Saving checkpoints during training and loading

lucidrains / performer-pytorch

An implementation of Performer, a linear attention-based transformer, in Pytorch

MIT License

1.07k stars 143 forks source link

Saving checkpoints during training and loading #57

Closed ylhsieh closed 3 years ago

ylhsieh commented 3 years ago

Hi, thanks for this awesome repo. I would like to know the correct way of saving a AutoregressiveWrapper model? Is it torch.save(model.net.state_dict(), 'checkpoint.pt')?. Then how should I load it back for generation? Thanks.

asigalov61 commented 3 years ago

@ylhsieh

Try this:

Save:

torch.save(model.state_dict(), '/content/model.pth')

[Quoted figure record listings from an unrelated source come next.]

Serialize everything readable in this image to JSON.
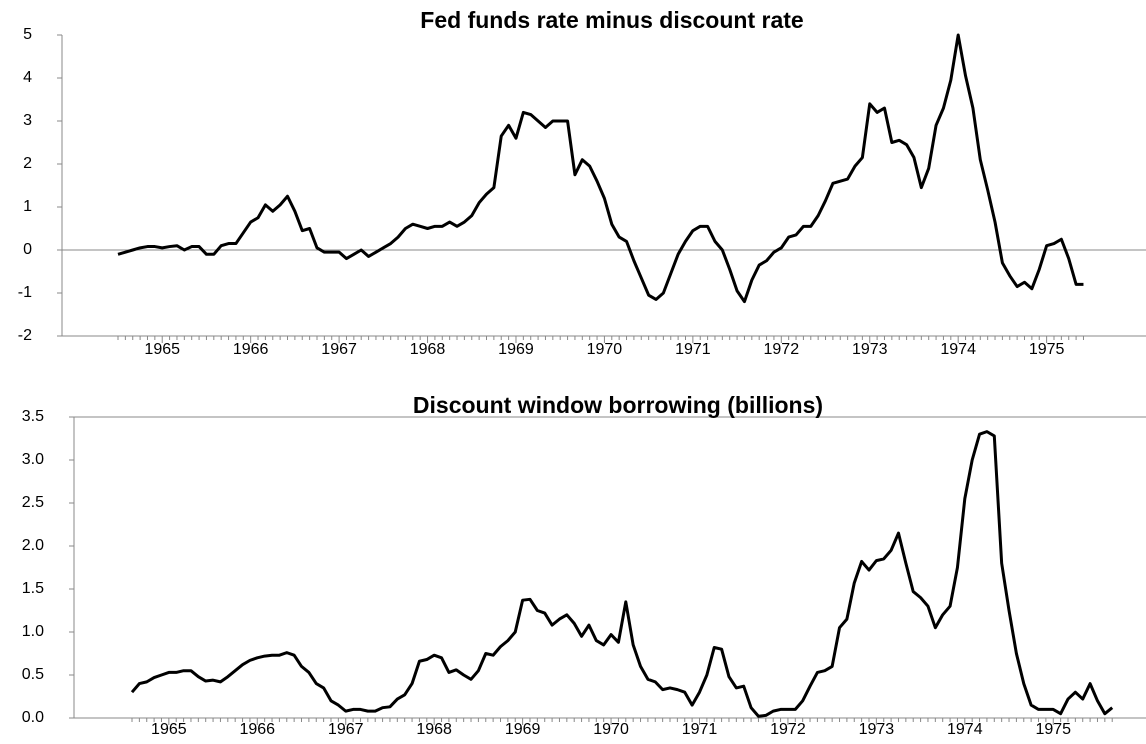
{
  "chart_data": [
    {
      "type": "line",
      "title": "Fed funds rate minus discount rate",
      "color": "#000000",
      "categories": [
        null,
        null,
        null,
        null,
        null,
        null,
        "1965",
        null,
        null,
        null,
        null,
        null,
        null,
        null,
        null,
        null,
        null,
        null,
        "1966",
        null,
        null,
        null,
        null,
        null,
        null,
        null,
        null,
        null,
        null,
        null,
        "1967",
        null,
        null,
        null,
        null,
        null,
        null,
        null,
        null,
        null,
        null,
        null,
        "1968",
        null,
        null,
        null,
        null,
        null,
        null,
        null,
        null,
        null,
        null,
        null,
        "1969",
        null,
        null,
        null,
        null,
        null,
        null,
        null,
        null,
        null,
        null,
        null,
        "1970",
        null,
        null,
        null,
        null,
        null,
        null,
        null,
        null,
        null,
        null,
        null,
        "1971",
        null,
        null,
        null,
        null,
        null,
        null,
        null,
        null,
        null,
        null,
        null,
        "1972",
        null,
        null,
        null,
        null,
        null,
        null,
        null,
        null,
        null,
        null,
        null,
        "1973",
        null,
        null,
        null,
        null,
        null,
        null,
        null,
        null,
        null,
        null,
        null,
        "1974",
        null,
        null,
        null,
        null,
        null,
        null,
        null,
        null,
        null,
        null,
        null,
        "1975",
        null,
        null,
        null,
        null,
        null
      ],
      "values": [
        -0.1,
        -0.05,
        0.0,
        0.05,
        0.08,
        0.08,
        0.05,
        0.08,
        0.1,
        0.0,
        0.08,
        0.08,
        -0.1,
        -0.1,
        0.1,
        0.15,
        0.15,
        0.4,
        0.65,
        0.75,
        1.05,
        0.9,
        1.05,
        1.25,
        0.9,
        0.45,
        0.5,
        0.05,
        -0.05,
        -0.05,
        -0.05,
        -0.2,
        -0.1,
        0.0,
        -0.15,
        -0.05,
        0.05,
        0.15,
        0.3,
        0.5,
        0.6,
        0.55,
        0.5,
        0.55,
        0.55,
        0.65,
        0.55,
        0.65,
        0.8,
        1.1,
        1.3,
        1.45,
        2.65,
        2.9,
        2.6,
        3.2,
        3.15,
        3.0,
        2.85,
        3.0,
        3.0,
        3.0,
        1.75,
        2.1,
        1.95,
        1.6,
        1.2,
        0.6,
        0.3,
        0.2,
        -0.25,
        -0.65,
        -1.05,
        -1.15,
        -1.0,
        -0.55,
        -0.1,
        0.2,
        0.45,
        0.55,
        0.55,
        0.2,
        0.0,
        -0.45,
        -0.95,
        -1.2,
        -0.7,
        -0.35,
        -0.25,
        -0.05,
        0.05,
        0.3,
        0.35,
        0.55,
        0.55,
        0.8,
        1.15,
        1.55,
        1.6,
        1.65,
        1.95,
        2.15,
        3.4,
        3.2,
        3.3,
        2.5,
        2.55,
        2.45,
        2.15,
        1.45,
        1.9,
        2.9,
        3.3,
        3.95,
        5.0,
        4.05,
        3.3,
        2.1,
        1.4,
        0.65,
        -0.3,
        -0.6,
        -0.85,
        -0.75,
        -0.9,
        -0.45,
        0.1,
        0.15,
        0.25,
        -0.2,
        -0.8,
        -0.8
      ],
      "ylim": [
        -2,
        5
      ],
      "yticks": [
        -2,
        -1,
        0,
        1,
        2,
        3,
        4,
        5
      ]
    },
    {
      "type": "line",
      "title": "Discount window borrowing (billions)",
      "color": "#000000",
      "categories": [
        null,
        null,
        null,
        null,
        null,
        "1965",
        null,
        null,
        null,
        null,
        null,
        null,
        null,
        null,
        null,
        null,
        null,
        "1966",
        null,
        null,
        null,
        null,
        null,
        null,
        null,
        null,
        null,
        null,
        null,
        "1967",
        null,
        null,
        null,
        null,
        null,
        null,
        null,
        null,
        null,
        null,
        null,
        "1968",
        null,
        null,
        null,
        null,
        null,
        null,
        null,
        null,
        null,
        null,
        null,
        "1969",
        null,
        null,
        null,
        null,
        null,
        null,
        null,
        null,
        null,
        null,
        null,
        "1970",
        null,
        null,
        null,
        null,
        null,
        null,
        null,
        null,
        null,
        null,
        null,
        "1971",
        null,
        null,
        null,
        null,
        null,
        null,
        null,
        null,
        null,
        null,
        null,
        "1972",
        null,
        null,
        null,
        null,
        null,
        null,
        null,
        null,
        null,
        null,
        null,
        "1973",
        null,
        null,
        null,
        null,
        null,
        null,
        null,
        null,
        null,
        null,
        null,
        "1974",
        null,
        null,
        null,
        null,
        null,
        null,
        null,
        null,
        null,
        null,
        null,
        "1975",
        null,
        null,
        null,
        null,
        null,
        null,
        null,
        null
      ],
      "values": [
        0.3,
        0.4,
        0.42,
        0.47,
        0.5,
        0.53,
        0.53,
        0.55,
        0.55,
        0.48,
        0.43,
        0.44,
        0.42,
        0.48,
        0.55,
        0.62,
        0.67,
        0.7,
        0.72,
        0.73,
        0.73,
        0.76,
        0.73,
        0.6,
        0.53,
        0.4,
        0.35,
        0.2,
        0.15,
        0.08,
        0.1,
        0.1,
        0.08,
        0.08,
        0.12,
        0.13,
        0.22,
        0.27,
        0.4,
        0.66,
        0.68,
        0.73,
        0.7,
        0.53,
        0.56,
        0.5,
        0.45,
        0.55,
        0.75,
        0.73,
        0.83,
        0.9,
        1.0,
        1.37,
        1.38,
        1.25,
        1.22,
        1.08,
        1.15,
        1.2,
        1.1,
        0.95,
        1.08,
        0.9,
        0.85,
        0.97,
        0.88,
        1.35,
        0.85,
        0.6,
        0.45,
        0.42,
        0.33,
        0.35,
        0.33,
        0.3,
        0.15,
        0.3,
        0.5,
        0.82,
        0.8,
        0.48,
        0.35,
        0.37,
        0.12,
        0.02,
        0.03,
        0.08,
        0.1,
        0.1,
        0.1,
        0.2,
        0.37,
        0.53,
        0.55,
        0.6,
        1.05,
        1.15,
        1.57,
        1.82,
        1.72,
        1.83,
        1.85,
        1.95,
        2.15,
        1.8,
        1.47,
        1.4,
        1.3,
        1.05,
        1.2,
        1.3,
        1.75,
        2.55,
        3.0,
        3.3,
        3.33,
        3.28,
        1.8,
        1.25,
        0.75,
        0.4,
        0.15,
        0.1,
        0.1,
        0.1,
        0.05,
        0.22,
        0.3,
        0.22,
        0.4,
        0.2,
        0.05,
        0.12
      ],
      "ylim": [
        0,
        3.5
      ],
      "yticks": [
        {
          "value": 0,
          "label": "0.0"
        },
        0.5,
        {
          "value": 1,
          "label": "1.0"
        },
        1.5,
        {
          "value": 2,
          "label": "2.0"
        },
        2.5,
        {
          "value": 3,
          "label": "3.0"
        },
        3.5
      ]
    }
  ]
}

checkpoint = {'state_dict': model.state_dict(),'optimizer' :optim.state_dict()}
torch.save(checkpoint, '/content/model_sd_opt.pth')

Load:

torch.load('/content/model_sd_opt.pth')

Although loading maybe tricky due to many reasons. So try to read the docs/try a few things.

Hope this is helpful.

ylhsieh commented 3 years ago

Hi thanks so much for your help! I end up using deepspeed and the following commands

model_engine.save('checkpoint_dir', f'{epoch}_{step}')
model_engine.load('checkpoint_dir')

asigalov61 commented 3 years ago

@ylhsieh You are welcome. I am glad you found a working solution. Yes, deepspeed is a good way to go too, so whatever works :)